Quale libertà per le figlie di Francia?

donna_islamL’Occidentale 20 Novembre 2016

Islamizzazione continua

di Lorenza Formicola

A Tolone, nel sud della Francia, due famiglie che percorrevano una pista ciclabile sono state insultate da una banda di una decina di “ragazzi” – così li ha chiamati la stampa francese pur di non scrivere che si trattava di musulmani. Per il procuratore locale i jeunes hanno gridato alle donne “Puttane!” e “Spogliatevi!”. Quando i mariti hanno protestato, i giovani si sono fatti avanti ed è scoppiata una rissa: uno dei malcapitati è stato trovato privo di sensi a terra e con fratture multiple facciali. Qualcuno più stupido di altri ha spiegato che il movente (movente?!) fosse nel fatto che le donne indossavano dei pantaloncini. E poco importa se poi si è scoperto che la cosa non era vera, dal momento che le malcapitate indossavano dei leggings.

In un villaggio vacanze di Garde-Colombe sulle Alpi , invece, un marocchino ha aggredito a coltellate una donna e le sue tre figlie (lasciandone una gravemente ferita) perché, dal suo punto di vista, erano troppo poco vestite. Mohamed, l’aggressore, ha dichiarato di essere lui la vera vittima. Poverino, vogliamo pensare ai problemi psichiatrici dell’accoltellatore? Ma sì, dai, come dopo la strage di Orlando, quando invece di parlare dei gay rimasti vittime del jihadista Mateen, Obama e la Clinton preferirono spiegare che la colpa dell’attacco era nella diffusione delle armi da fuoco negli Usa. A Guingcamp, invece, in Bretagna, una diciassettenne che indossava un paio di pantaloncini è stata malmenata da uomo che aveva giudicato il suo abbigliamento “troppo provocante”.

Sempre a Tolone, su un autobus, una diciottenne è stata ricoperta di sputi e minacciata perché indossava un paio di pantaloncini (anche lei?). La ragazzina in seguito ha postato la sua foto su Facebook, scrivendo nella didascalia: “Ciao, sono una puttana”. Ad aggredirla sono state delle giovani musulmane, ma Maude – questo il nome della diciottenne – non ha fatto riferimento alle origini di chi l’aveva aggredita raccontando il fatto sui social media. Forse per paura, forse perché il politicamente corretto è una prigione che rinchiude anche la mente delle vittime. Si tratta di fatti di cronaca presi a campione leggendo i giornali francesi. In giro si può sentire anche di peggio. Eppure, in nessun caso, queste vicende riescono a provocare sdegno a livello internazionale. L’indignazione si preferisce dedicarla sempre a temi d’altro genere.

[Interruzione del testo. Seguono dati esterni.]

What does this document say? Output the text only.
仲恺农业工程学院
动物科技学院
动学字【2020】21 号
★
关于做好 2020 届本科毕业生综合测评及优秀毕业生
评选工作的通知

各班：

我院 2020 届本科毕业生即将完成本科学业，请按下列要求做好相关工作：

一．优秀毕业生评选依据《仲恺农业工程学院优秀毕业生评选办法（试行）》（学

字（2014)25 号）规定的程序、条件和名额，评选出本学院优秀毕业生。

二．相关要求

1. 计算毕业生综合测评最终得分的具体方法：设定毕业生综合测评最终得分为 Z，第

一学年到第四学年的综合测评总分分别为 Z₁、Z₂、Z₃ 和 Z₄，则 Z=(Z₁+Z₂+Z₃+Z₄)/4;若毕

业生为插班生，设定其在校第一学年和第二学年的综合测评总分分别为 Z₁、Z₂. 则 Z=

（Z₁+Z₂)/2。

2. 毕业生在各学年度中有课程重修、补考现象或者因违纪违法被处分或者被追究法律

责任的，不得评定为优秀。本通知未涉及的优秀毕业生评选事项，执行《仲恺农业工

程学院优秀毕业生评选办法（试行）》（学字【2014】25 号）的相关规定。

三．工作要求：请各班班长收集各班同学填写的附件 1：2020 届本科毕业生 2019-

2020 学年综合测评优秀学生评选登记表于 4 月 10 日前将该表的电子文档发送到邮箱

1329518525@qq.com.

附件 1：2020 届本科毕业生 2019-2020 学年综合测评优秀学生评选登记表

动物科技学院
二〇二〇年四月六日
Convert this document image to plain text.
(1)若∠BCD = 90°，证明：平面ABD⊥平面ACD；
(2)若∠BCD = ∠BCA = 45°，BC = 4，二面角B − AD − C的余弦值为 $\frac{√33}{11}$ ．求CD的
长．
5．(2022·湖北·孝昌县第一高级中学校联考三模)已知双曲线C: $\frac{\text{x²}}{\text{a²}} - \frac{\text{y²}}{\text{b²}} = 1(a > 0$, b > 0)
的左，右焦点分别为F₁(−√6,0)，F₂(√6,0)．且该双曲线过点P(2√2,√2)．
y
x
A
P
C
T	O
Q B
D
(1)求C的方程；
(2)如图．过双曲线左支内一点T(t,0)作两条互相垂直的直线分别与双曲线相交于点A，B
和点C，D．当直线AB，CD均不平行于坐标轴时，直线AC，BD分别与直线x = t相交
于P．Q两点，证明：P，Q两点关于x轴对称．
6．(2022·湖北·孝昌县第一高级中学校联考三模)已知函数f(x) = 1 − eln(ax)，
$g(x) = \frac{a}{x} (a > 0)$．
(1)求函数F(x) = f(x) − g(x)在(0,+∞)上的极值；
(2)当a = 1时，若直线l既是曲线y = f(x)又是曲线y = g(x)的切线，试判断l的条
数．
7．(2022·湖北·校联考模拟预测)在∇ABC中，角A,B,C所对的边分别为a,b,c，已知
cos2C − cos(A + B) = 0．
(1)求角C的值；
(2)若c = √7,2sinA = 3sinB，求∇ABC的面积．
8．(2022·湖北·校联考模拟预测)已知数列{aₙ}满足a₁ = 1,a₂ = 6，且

Del resto i codici sull’abbigliamento sono uno dei cavalli di Troia per la islamizzazione dell’Occidente. “Nella guerra che l’islamismo sta conducendo con determinazione contro la civiltà, le donne stanno diventando un vero problema”, ha dichiarato, tempo fa, al quotidiano francese Le Figaro, Berenice Levet, autrice e docente di filosofia presso l’École Polytechnique. “Anziché fornire dati che dicono tutto e niente, vorrei che si prenda atto una volta per tutte che se oggi i ruoli fondati sul genere sono costretti a regredire in Francia, se dominio maritale e patriarcato si stanno diffondendo nel nostro paese, beh, questo è legato esclusivamente al fatto di aver importato i valori musulmani“. Nel cuore di Parigi si può insultare indisturbati una donna perché beve Coca Cola per strada.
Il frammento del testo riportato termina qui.